NEW YORK - The stock market shook off an early slump and ended modestly higher, breaking a three-day slump.
Stocks had opened lower after the government reported a disappointing slowdown in hiring last month, but by mid-afternoon major indexes turned higher and stayed up for the rest of the day.
Investors are hoping that the pullback in hiring will make it even less likely that the Federal Reserve will raise interest rates at its policy meeting next month and may hold off on raising rates entirely for the rest of the year.
The Dow Jones industrial average rose nearly 80 points, or 0.5 percent, to 17,741. The Standard & Poor's 500 index added almost seven points, or 0.3 percent, to 2,057. The Nasdaq composite climbed 19 points, or 0.4 percent, to 4,736.

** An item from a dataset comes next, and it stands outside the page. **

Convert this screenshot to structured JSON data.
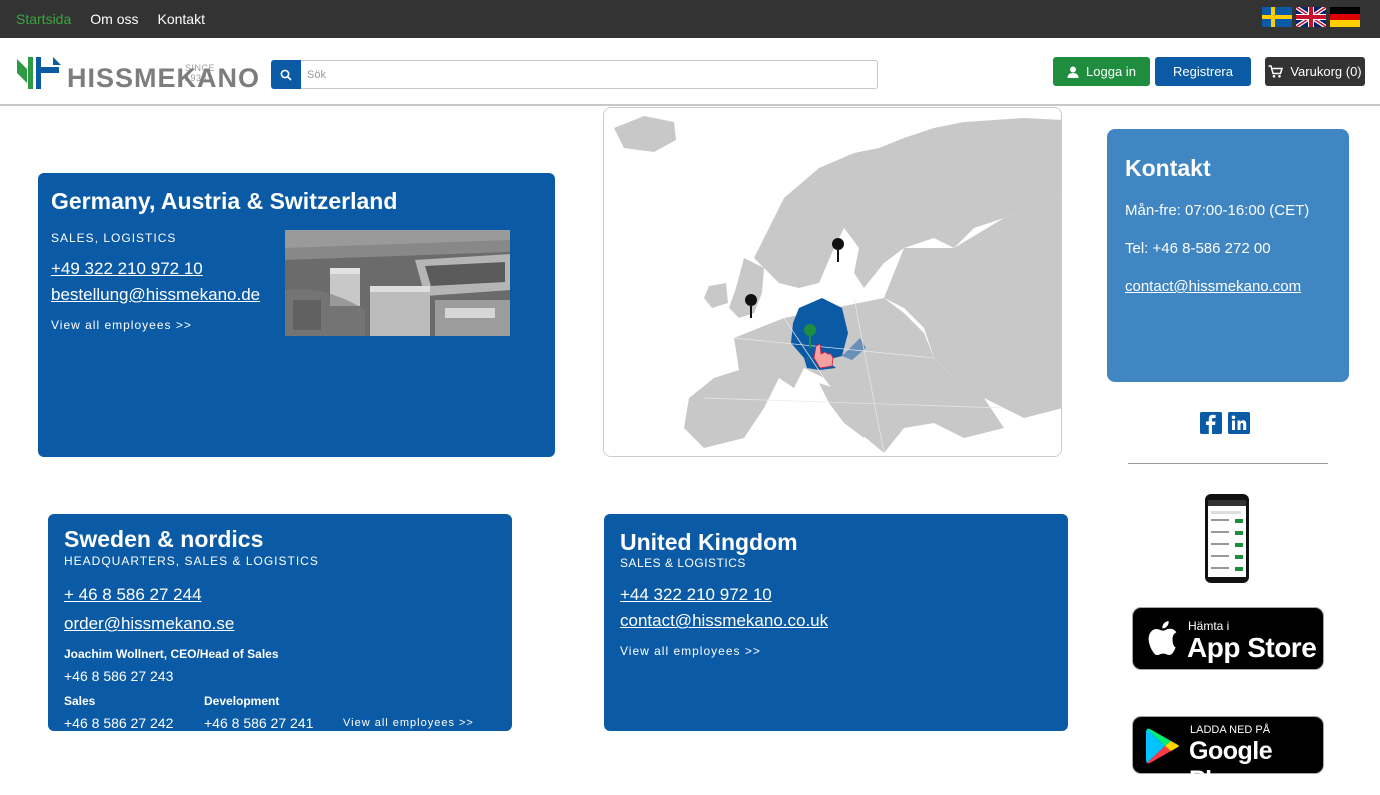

The Labor Department said employers created just 160,000 jobs in April. The unemployment rate remained steady at 5 percent. The amount of job creation was significantly below the 200,000 jobs that economists were expecting.
While one month does not make a trend, there have been a few economic reports this week from across the globe that have shown signs of a slowdown last month. A closely watched Chinese manufacturing survey showed production contracted last month and European Union officials trimmed their forecasts for growth across the 19 countries that use the euro.
"Once again, we received evidence that the U.S. economy is just bumbling along and will most likely remain so until after the U.S. presidential election," Tom di Galoma, a managing director of fixed income at Seaport Global, wrote in a report to clients.
Di Galoma added that the April jobs report significantly reduces the possibility that the Federal Reserve will interest rates in June or even later this year. "In my view, a rate hike potential this year is nearing zero probability."
That view appears to be widely held. Fed fund futures, which are securities that allow traders to bet on which way the Fed will move interest rates, show that a majority of investors do not expect the Fed to raise rates until February 2017.
Payment processing company Square dropped after the company, run by Twitter founder Jack Dorsey, reported a larger than expected quarterly loss and saw its expenses climb sharply in the quarter.
Benchmark U.S. crude oil rose 34 cents to close at $44.66 a barrel on the New York Mercantile Exchange. Brent crude, used to price international oils, climbed 36 cents to close at $45.37 a barrel in London.
U.S. government bond prices were little changed. The yield on the benchmark U.S. 10-year Treasury note held steady at 1.75 percent. The euro rose to $1.1424 from $1.1398 and the dollar declined to 106.70 yen from 107.25 yen.
Gold rose $21.70 to $1,294 an ounce, silver rose 20 cents to $17.53 an ounce and copper was unchanged at $2.15 a pound.